"İçtihat Metni"
İNCELENEN KARARIN
MAHKEMESİ : Kayseri Bölge Adliye Mahkemesi 2. Hukuk Dairesi
SAYISI : 2023/2094 E., 2023/2100 K.
KARAR : Esastan ret
İLK DERECE MAHKEMESİ : Sivas 2. Aile Mahkemesi
SAYISI : 2020/298 E., 2023/589 K.
Taraflar arasındaki boşanma davalarından dolayı yapılan yargılama sonunda İlk Derece Mahkemesince asıl davanın ve birleşen davanın kabulüne karar verilmiştir.
Kararın davalı-davacı erkek vekili tarafından istinaf edilmesi üzerine Bölge Adliye Mahkemesince başvurunun esastan reddine karar verilmiştir.

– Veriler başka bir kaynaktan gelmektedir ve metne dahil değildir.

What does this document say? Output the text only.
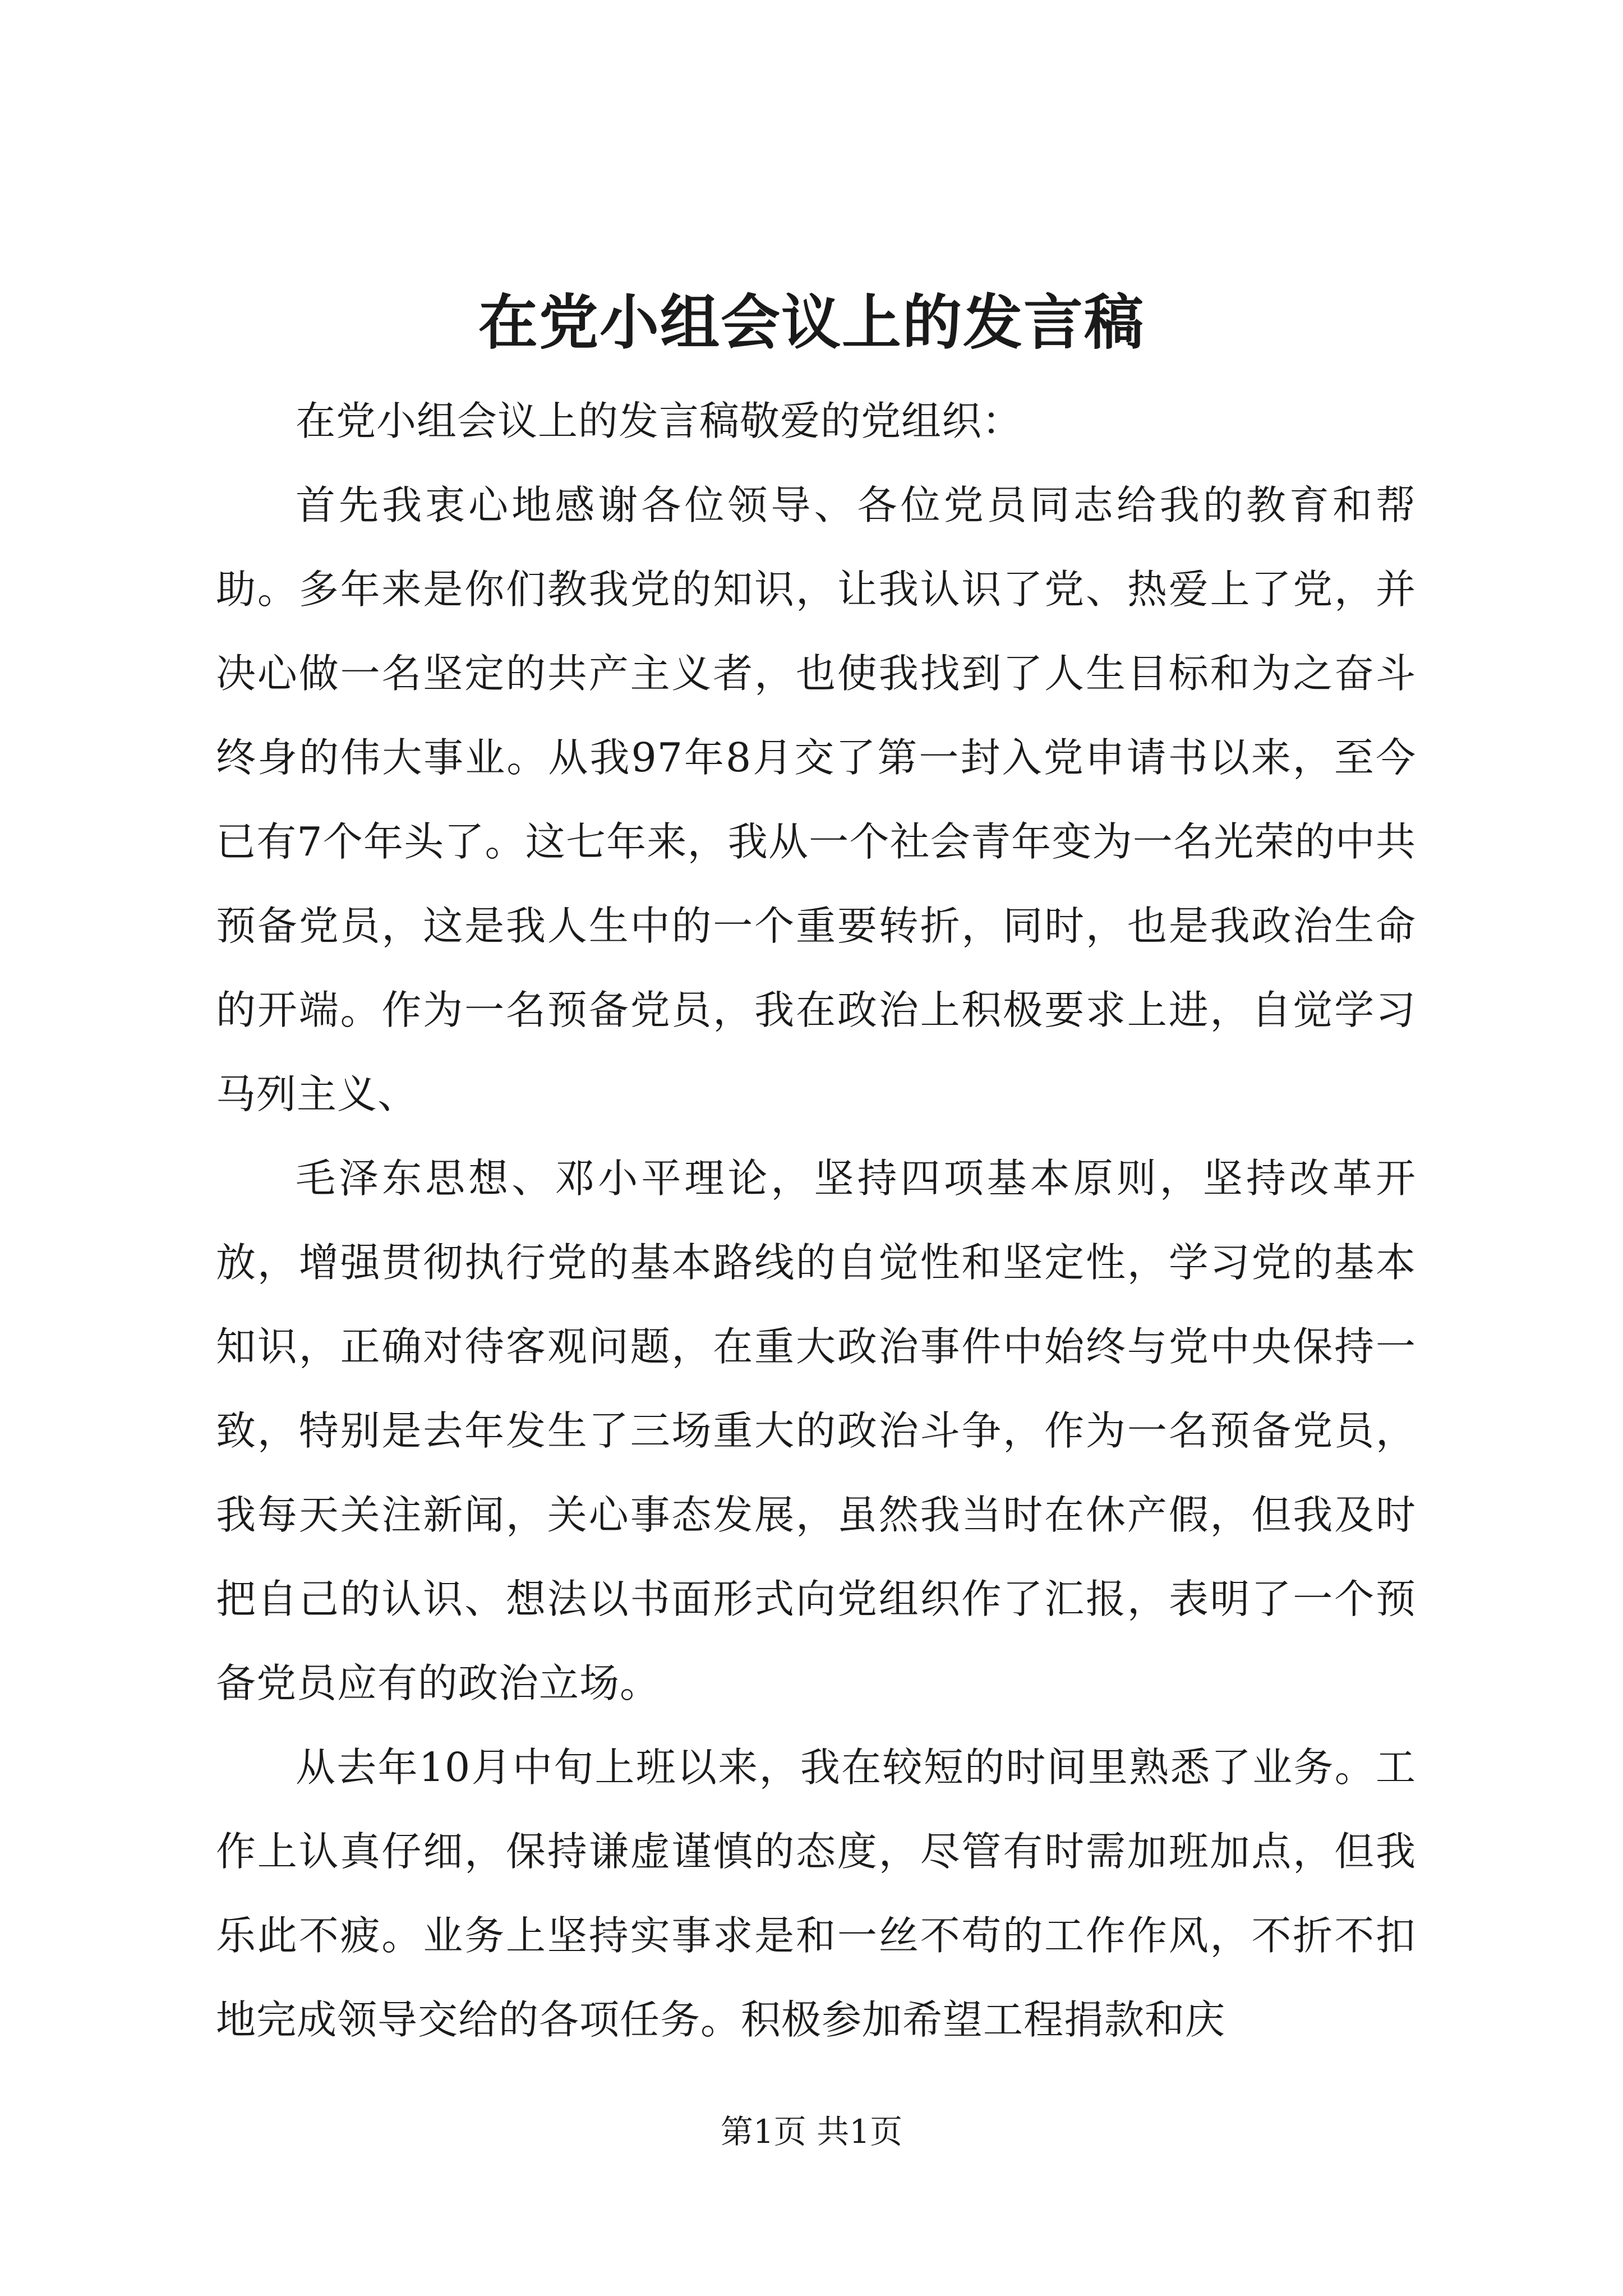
在党小组会议上的发言稿

在党小组会议上的发言稿敬爱的党组织：

首先我衷心地感谢各位领导、各位党员同志给我的教育和帮助。多年来是你们教我党的知识，让我认识了党、热爱上了党，并决心做一名坚定的共产主义者，也使我找到了人生目标和为之奋斗终身的伟大事业。从我97年8月交了第一封入党申请书以来，至今已有7个年头了。这七年来，我从一个社会青年变为一名光荣的中共预备党员，这是我人生中的一个重要转折，同时，也是我政治生命的开端。作为一名预备党员，我在政治上积极要求上进，自觉学习马列主义、

毛泽东思想、邓小平理论，坚持四项基本原则，坚持改革开放，增强贯彻执行党的基本路线的自觉性和坚定性，学习党的基本知识，正确对待客观问题，在重大政治事件中始终与党中央保持一致，特别是去年发生了三场重大的政治斗争，作为一名预备党员，我每天关注新闻，关心事态发展，虽然我当时在休产假，但我及时把自己的认识、想法以书面形式向党组织作了汇报，表明了一个预备党员应有的政治立场。

从去年10月中旬上班以来，我在较短的时间里熟悉了业务。工作上认真仔细，保持谦虚谨慎的态度，尽管有时需加班加点，但我乐此不疲。业务上坚持实事求是和一丝不苟的工作作风，不折不扣地完成领导交给的各项任务。积极参加希望工程捐款和庆

第1页 共1页
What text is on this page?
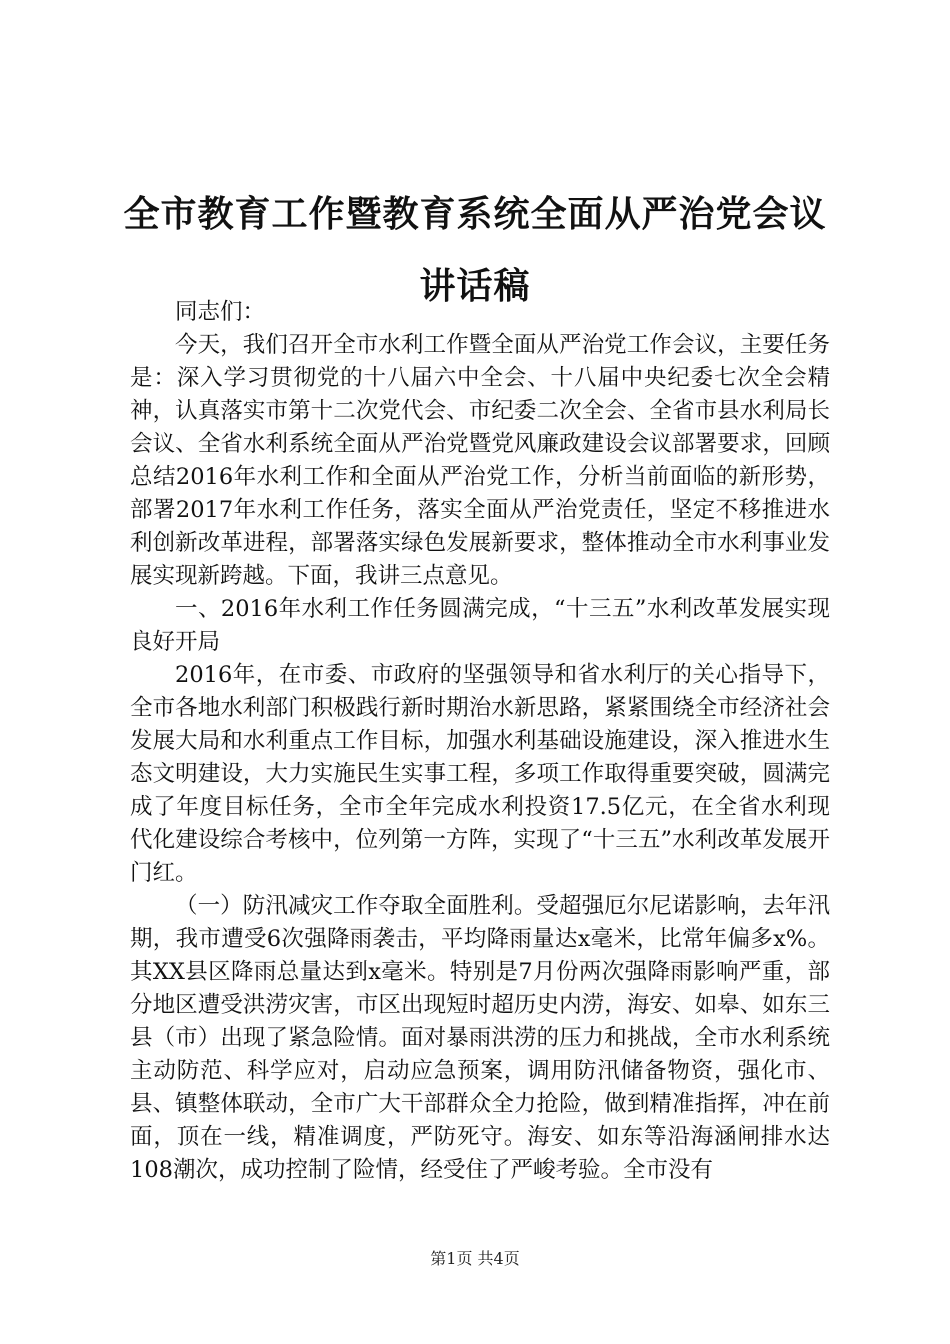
全市教育工作暨教育系统全面从严治党会议讲话稿

同志们：

今天，我们召开全市水利工作暨全面从严治党工作会议，主要任务是：深入学习贯彻党的十八届六中全会、十八届中央纪委七次全会精神，认真落实市第十二次党代会、市纪委二次全会、全省市县水利局长会议、全省水利系统全面从严治党暨党风廉政建设会议部署要求，回顾总结2016年水利工作和全面从严治党工作，分析当前面临的新形势，部署2017年水利工作任务，落实全面从严治党责任，坚定不移推进水利创新改革进程，部署落实绿色发展新要求，整体推动全市水利事业发展实现新跨越。下面，我讲三点意见。

一、2016年水利工作任务圆满完成，“十三五”水利改革发展实现良好开局

2016年，在市委、市政府的坚强领导和省水利厅的关心指导下，全市各地水利部门积极践行新时期治水新思路，紧紧围绕全市经济社会发展大局和水利重点工作目标，加强水利基础设施建设，深入推进水生态文明建设，大力实施民生实事工程，多项工作取得重要突破，圆满完成了年度目标任务，全市全年完成水利投资17.5亿元，在全省水利现代化建设综合考核中，位列第一方阵，实现了“十三五”水利改革发展开门红。

（一）防汛减灾工作夺取全面胜利。受超强厄尔尼诺影响，去年汛期，我市遭受6次强降雨袭击，平均降雨量达x毫米，比常年偏多x%。其XX县区降雨总量达到x毫米。特别是7月份两次强降雨影响严重，部分地区遭受洪涝灾害，市区出现短时超历史内涝，海安、如皋、如东三县（市）出现了紧急险情。面对暴雨洪涝的压力和挑战，全市水利系统主动防范、科学应对，启动应急预案，调用防汛储备物资，强化市、县、镇整体联动，全市广大干部群众全力抢险，做到精准指挥，冲在前面，顶在一线，精准调度，严防死守。海安、如东等沿海涵闸排水达108潮次，成功控制了险情，经受住了严峻考验。全市没有

第1页 共4页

Bölge Adliye Mahkemesi kararı davalı-davacı erkek vekili tarafından temyiz edilmekle; kesinlik, süre, temyiz şartı ve diğer usul eksiklikleri yönünden yapılan ön inceleme sonucunda, temyiz dilekçesinin kabulüne karar verildikten ve Tetkik Hâkimi tarafından hazırlanan rapor dinlendikten sonra dosyadaki belgeler incelenip gereği düşünüldü:
I. DAVA
Davacı-davalı kadın vekili dava ve cevaba cevap dilekçelerinde özetle; kadının istememesine rağmen erkeğin ailesi ile birlikte yaşadığını, erkeğin ortak çocuğun kadından olmadığını iddia ettiğini, aşağıladığını, doğumdan sonra kadını baba evine bıraktığını, bu süreçte erkeğin eve sevgilisini getirdiğini, doğan kız çocuğuna sevgilisinin adını verdiğini, hakaret ettiğini, aşağıladığını, ziynetlerini bozdurduğunu, sorumluluklarını yerine getirmediğini, ekonomik şiddet uyguladığını, yardımcı olmadığını, kadının cep telefon numarasını başka erkeklere verdiğini, onlarla konuşmasını istediğini, erkeğin ailesinin evliliğe müdahalelerde bulunduğunu, erkeğin sürekli sevgilisinden bahsettiğini, eve sevgilisini getirdiğini, aile evlerindeki yatakta sevgilisi ile birlikte kaldığını, kadın ile aynı yatakta yatmadığını, evin ihtiyaçlarını karşılamadığını, kadının yanında cinsel içerikli videolar izlediğini, sanal seks yaptığını, ailesini ziyaret etmesine izin vermediğini, telefon kullanmasına izin vermediğini, cinsel şiddet uyguladığını, evden kovduğunu, bağımsız bir konut sağlamadığını iddia ederek 4721 sayılı kanunun 161 inci, 162 nci, 163 üncü ve 166 ncı maddesi uyarınca tarafların boşanmalarına, ortak çocukların velâyetinin anneye verilmesine ortak çocuklar için aylık 1.000,00 'er TL tedbir nafakasına, kararın kesinleşmesi halinde nafakaların iştirak nafakası olarak devamına, aylık 1.000,00 TL tedbir nafakasına, kararın kesinleşmesi halinde nafakaların yoksulluk nafakası olarak devamına, 250.000,00 TL maddî tazminat ile 250.000,00 TL manevî tazminatın yasal faizi ile birlikte erkekten alınarak kadına verilmesine karar verilmesini talep etmiştir .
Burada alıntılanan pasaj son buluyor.